A combination of decisions that were made in Heller and McDonald The combination of the
decisions in Heller and McDonald opened the door to opposition to state gun control laws. While
gun rights and culture wars activism transformed the phrase into a noxious and ad-hoc
soundbite. Gun control legislation remains a possibility at the state level, Rubin added.
“The vast majority of states have their own constitutions, and their own rights to keep and bear
arms, and a lot of those state constitutional rights to keep and bear arms had already been
interpreted or were explicit, that they protected a private right to have a gun for self-defense,”
the judge stated to Vox. Additionally, it’s important to note that the Heller decision does not restrict the rights of states to create limitations and laws on a wide range of firearms such as the M16 the AR-15 is basically the model sold to civilians.
This means that Ruben claimed that in the nearly 1400 cases challenging state gun laws during
the time after the Heller decision 90 percent of those cases did not change the gun control laws,
according to his estimates.
Legislation to regulate guns has been enacted in aftermath of mass shootings. Following the
deaths of 17 students during an attack on the school in the Marjory Stoneman Douglas High
School in Parkland, Florida in 2018 the then-governor Rick Scott, a Republican, passed a
package of gun control laws that included a provision to raise the age at which you can
purchase the shotgun or rifle by 18 years to 21,
A New York state legislature adopted a similar bill after an 18-year-old shooter who was carrying
an AR-15-style weapon went into the Tops supermarket in Buffalo, New York in May, killing 10
people in the store, all of them Black as part of the case of a race-motivated crime. The new
laws that have been passed in New York include requiring people to undergo a background
check and undergo a gun safety course for obtaining authorization to possess an AR-15
semiautomatic weapon, according to the New York Times reports.

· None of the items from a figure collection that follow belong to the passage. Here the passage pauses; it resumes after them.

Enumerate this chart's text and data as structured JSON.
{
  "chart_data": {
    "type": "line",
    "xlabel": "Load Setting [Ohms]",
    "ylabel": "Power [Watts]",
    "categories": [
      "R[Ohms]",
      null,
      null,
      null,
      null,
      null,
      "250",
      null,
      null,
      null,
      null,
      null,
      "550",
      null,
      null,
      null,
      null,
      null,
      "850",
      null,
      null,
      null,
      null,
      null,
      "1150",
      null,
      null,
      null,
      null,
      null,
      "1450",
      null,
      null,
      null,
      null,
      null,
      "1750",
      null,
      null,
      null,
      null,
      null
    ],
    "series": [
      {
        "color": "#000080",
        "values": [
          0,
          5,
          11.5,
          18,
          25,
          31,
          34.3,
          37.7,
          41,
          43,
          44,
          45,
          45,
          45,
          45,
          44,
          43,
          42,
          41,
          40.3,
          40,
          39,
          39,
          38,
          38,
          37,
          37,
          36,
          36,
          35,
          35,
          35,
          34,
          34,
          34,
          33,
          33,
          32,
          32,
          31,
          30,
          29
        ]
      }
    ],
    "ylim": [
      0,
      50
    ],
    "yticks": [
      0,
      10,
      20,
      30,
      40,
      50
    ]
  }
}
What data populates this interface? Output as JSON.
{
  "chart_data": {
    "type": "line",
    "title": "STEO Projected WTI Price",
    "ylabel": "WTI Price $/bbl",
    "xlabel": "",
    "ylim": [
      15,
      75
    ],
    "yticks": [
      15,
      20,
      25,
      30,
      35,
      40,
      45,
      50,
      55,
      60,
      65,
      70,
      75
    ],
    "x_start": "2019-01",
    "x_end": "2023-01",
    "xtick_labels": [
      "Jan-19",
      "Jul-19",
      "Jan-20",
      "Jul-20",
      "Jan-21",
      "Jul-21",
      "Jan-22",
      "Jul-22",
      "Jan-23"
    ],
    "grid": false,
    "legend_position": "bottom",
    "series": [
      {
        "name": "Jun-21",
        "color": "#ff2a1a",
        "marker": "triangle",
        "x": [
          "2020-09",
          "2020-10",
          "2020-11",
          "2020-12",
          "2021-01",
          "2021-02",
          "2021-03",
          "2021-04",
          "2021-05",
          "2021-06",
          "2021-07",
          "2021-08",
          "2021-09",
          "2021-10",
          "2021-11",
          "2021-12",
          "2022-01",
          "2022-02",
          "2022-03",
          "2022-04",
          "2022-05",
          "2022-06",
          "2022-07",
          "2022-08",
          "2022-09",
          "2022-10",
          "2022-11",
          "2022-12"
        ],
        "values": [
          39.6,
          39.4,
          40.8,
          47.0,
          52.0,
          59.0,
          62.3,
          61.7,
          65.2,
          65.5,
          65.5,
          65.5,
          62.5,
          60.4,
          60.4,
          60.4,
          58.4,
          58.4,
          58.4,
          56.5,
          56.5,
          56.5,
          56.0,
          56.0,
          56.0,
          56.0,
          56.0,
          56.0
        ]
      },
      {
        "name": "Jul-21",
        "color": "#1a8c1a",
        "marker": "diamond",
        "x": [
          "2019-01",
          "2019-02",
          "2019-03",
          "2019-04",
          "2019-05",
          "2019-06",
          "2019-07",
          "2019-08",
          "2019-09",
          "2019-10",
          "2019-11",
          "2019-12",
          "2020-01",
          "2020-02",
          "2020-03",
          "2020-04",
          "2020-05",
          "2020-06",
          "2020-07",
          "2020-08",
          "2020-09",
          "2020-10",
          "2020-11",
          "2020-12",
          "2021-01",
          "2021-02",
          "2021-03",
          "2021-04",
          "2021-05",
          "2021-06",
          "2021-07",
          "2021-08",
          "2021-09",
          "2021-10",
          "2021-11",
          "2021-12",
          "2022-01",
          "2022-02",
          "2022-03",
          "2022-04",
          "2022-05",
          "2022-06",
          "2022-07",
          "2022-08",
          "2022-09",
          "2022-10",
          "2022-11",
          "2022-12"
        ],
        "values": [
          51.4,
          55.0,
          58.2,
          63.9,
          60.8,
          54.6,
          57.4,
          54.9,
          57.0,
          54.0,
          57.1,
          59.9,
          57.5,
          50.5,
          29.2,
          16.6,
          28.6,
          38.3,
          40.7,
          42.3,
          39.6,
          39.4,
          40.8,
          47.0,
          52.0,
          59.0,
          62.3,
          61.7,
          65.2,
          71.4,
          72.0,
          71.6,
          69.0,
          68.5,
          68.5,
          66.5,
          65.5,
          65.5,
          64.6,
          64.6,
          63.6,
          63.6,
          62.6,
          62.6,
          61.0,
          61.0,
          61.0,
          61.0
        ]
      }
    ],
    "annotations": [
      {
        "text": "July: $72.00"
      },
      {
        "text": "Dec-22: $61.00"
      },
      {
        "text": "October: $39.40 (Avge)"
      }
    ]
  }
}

Sure, they’re incremental laws that were passed only after irreparable harm has been done to
communities and families, however, it’s crucial to consider the locations and the ways to make
change possible — and also to recognize it’s possible that it is possible that the Second
Amendment, even as read as it is in Heller, could actually support these needed changes, at a
minimum in the short term.
However, that doesn’t mean the majority of conservatives of the Supreme Court won’t issue a
more extreme interpretation of the Second Amendment in the near future. New York State Rifle
& Pistol Association v Bruen, a case that contests the constitutionality of a New York law
requiring people who want to carry guns in public areas to get a permit and be at least 21 years
old, have “good moral character” and no criminal record and prove the necessity of carrying the
weapon in public this could open up some gun laws that are already in place in various states to
legal challenge, based on the outcome, Darrell Miller, a Second Amendment expert at Duke
Law School, said in an interview with Brennan Center’s Andrew Cohen.
“The justices at oral argument seemed genuinely concerned that a broad ruling on public carry
would embroil them in all kinds of minutiae about where guns can be prohibited — campuses,
subway cars, Times Square on New Year’s Eve, etc.,” He stated, describing how complex it
could require federal judges in federal court to monitor and decide on where guns should be
allowed in their jurisdictions.
However, Miller said, the influence of conservative politics, in this case, cannot be denied. “That
said, there’s a conservative supermajority on the Court that is clearly ready to flex its muscles
on issues that conservatives have long cared about — from abortion restrictions, to free
exercise, to gun rights — so I can’t rule out a broad and broadly disruptive ruling that would upend not only New York’s regulations but would call into question the constitutionality of nearly
every gun regulation, in every state, at every level of government.”